7. Where You See This In Real AI Products

In a ChatGPT-style assistant, your message, the conversation history, hidden instructions, tool results, and generated answer all involve tokens.

In a Perplexity-style search product, retrieved passages are added to the prompt as tokens. The product has to decide which passages are worth spending context on.

In a coding assistant, file snippets and error logs become tokens. The assistant cannot always include every file, so context selection matters.

In a document Q&A system, the system may split documents into chunks because the full document may not fit into the model context.

In an AI agent, the agent's instructions, tool descriptions, intermediate results, and conversation history consume tokens.

In all of these products, token usage affects quality, cost, latency, and reliability.

8. Common Confusions

A token is not always a word.

Some words are one token. Some are multiple tokens. Some tokens are punctuation or whitespace-like pieces.

Tokenization is not the same thing as embedding.

Tokenization splits text into pieces. Embedding turns something into a numeric representation that can capture useful meaning.

The context window is not the same thing as model memory.

The context window is what the model can consider in a request. Long-term product memory usually requires external storage and retrieval.

More tokens are not always better.

More context can help, but irrelevant context can distract the model, increase cost, and slow the product.

Output tokens are not free.

Long answers cost more and take longer to generate.

9. What This Does Not Mean

This does not mean you need to manually split every prompt into tokens.

Most product code uses model APIs or libraries that handle tokenization.

This does not mean tokenization explains all model behavior.

It explains the text representation layer, not the full model.

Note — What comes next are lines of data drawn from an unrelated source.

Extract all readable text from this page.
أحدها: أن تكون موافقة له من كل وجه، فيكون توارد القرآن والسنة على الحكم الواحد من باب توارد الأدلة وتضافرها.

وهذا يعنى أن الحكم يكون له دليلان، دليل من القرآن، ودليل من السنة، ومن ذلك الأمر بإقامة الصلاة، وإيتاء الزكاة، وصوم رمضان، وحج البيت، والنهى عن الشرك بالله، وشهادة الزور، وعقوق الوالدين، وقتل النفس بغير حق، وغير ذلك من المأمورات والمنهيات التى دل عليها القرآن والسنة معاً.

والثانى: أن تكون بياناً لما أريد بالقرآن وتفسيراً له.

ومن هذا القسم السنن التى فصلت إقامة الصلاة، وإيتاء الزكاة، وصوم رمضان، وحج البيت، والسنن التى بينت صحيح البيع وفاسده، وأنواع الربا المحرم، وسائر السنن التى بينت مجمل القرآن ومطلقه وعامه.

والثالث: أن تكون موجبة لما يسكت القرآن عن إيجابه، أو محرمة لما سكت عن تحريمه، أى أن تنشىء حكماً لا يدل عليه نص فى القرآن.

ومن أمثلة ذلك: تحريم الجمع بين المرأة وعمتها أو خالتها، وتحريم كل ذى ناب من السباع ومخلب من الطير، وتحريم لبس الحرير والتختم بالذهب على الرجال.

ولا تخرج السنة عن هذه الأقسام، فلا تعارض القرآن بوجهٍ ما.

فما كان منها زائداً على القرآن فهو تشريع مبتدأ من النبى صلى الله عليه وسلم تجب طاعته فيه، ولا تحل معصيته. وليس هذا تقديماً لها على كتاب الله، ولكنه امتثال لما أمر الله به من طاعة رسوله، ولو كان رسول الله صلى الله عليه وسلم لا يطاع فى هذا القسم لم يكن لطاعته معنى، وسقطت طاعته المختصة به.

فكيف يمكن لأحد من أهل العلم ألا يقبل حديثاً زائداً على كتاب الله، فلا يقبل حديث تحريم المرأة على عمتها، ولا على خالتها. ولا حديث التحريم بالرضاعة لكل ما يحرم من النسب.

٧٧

This does not mean bigger context windows remove the need for good context selection.

Large context windows help, but products still need to choose useful information, control cost, avoid leaking private data, and evaluate output quality.

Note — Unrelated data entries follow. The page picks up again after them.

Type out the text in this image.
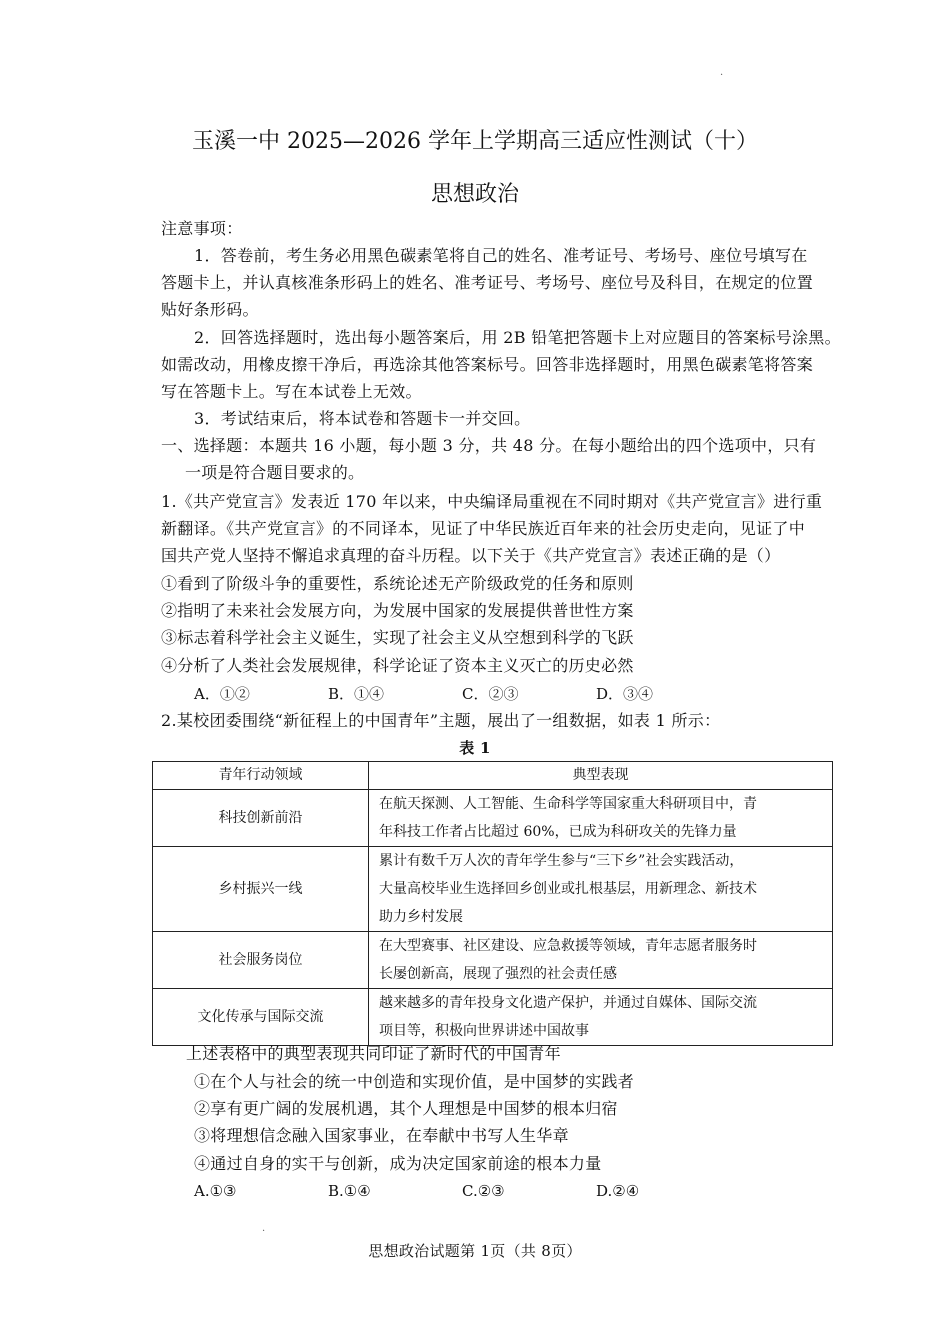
·
玉溪一中 2025—2026 学年上学期高三适应性测试（十）
思想政治
注意事项：
1．答卷前，考生务必用黑色碳素笔将自己的姓名、准考证号、考场号、座位号填写在
答题卡上，并认真核准条形码上的姓名、准考证号、考场号、座位号及科目，在规定的位置
贴好条形码。
2．回答选择题时，选出每小题答案后，用 2B 铅笔把答题卡上对应题目的答案标号涂黑。
如需改动，用橡皮擦干净后，再选涂其他答案标号。回答非选择题时，用黑色碳素笔将答案
写在答题卡上。写在本试卷上无效。
3．考试结束后，将本试卷和答题卡一并交回。
一、选择题：本题共 16 小题，每小题 3 分，共 48 分。在每小题给出的四个选项中，只有
一项是符合题目要求的。
1.《共产党宣言》发表近 170 年以来，中央编译局重视在不同时期对《共产党宣言》进行重
新翻译。《共产党宣言》的不同译本，见证了中华民族近百年来的社会历史走向，见证了中
国共产党人坚持不懈追求真理的奋斗历程。以下关于《共产党宣言》表述正确的是（）
①看到了阶级斗争的重要性，系统论述无产阶级政党的任务和原则
②指明了未来社会发展方向，为发展中国家的发展提供普世性方案
③标志着科学社会主义诞生，实现了社会主义从空想到科学的飞跃
④分析了人类社会发展规律，科学论证了资本主义灭亡的历史必然
A．①②	B．①④	C．②③	D．③④
2.某校团委围绕“新征程上的中国青年”主题，展出了一组数据，如表 1 所示：
表 1
青年行动领域	典型表现
科技创新前沿	在航天探测、人工智能、生命科学等国家重大科研项目中，青
年科技工作者占比超过 60%，已成为科研攻关的先锋力量

乡村振兴一线	累计有数千万人次的青年学生参与“三下乡”社会实践活动，
大量高校毕业生选择回乡创业或扎根基层，用新理念、新技术
助力乡村发展

社会服务岗位	在大型赛事、社区建设、应急救援等领域，青年志愿者服务时
长屡创新高，展现了强烈的社会责任感

文化传承与国际交流	越来越多的青年投身文化遗产保护，并通过自媒体、国际交流
项目等，积极向世界讲述中国故事
上述表格中的典型表现共同印证了新时代的中国青年
①在个人与社会的统一中创造和实现价值，是中国梦的实践者
②享有更广阔的发展机遇，其个人理想是中国梦的根本归宿
③将理想信念融入国家事业，在奉献中书写人生华章
④通过自身的实干与创新，成为决定国家前途的根本力量
A.①③	B.①④	C.②③	D.②④
·
思想政治试题第 1页（共 8页）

This does not mean tokens are only a billing concept.

Billing is one visible place tokens appear, but tokens also shape generation, limits, latency, and architecture.

10. What To Learn Next

Next, learn prompts, context, and completions.

Tokens explain how text is broken into model-readable pieces.

Prompts explain what input you give the model.

Context explains what information the model can see during a request.

Completions explain the output the model produces.

Together, these ideas make language model products much easier to understand:

prompt + context -> tokens -> model -> completion

Once that is clear, embeddings, retrieval, RAG, and agents become less intimidating because you can see how information enters the model and how output comes back.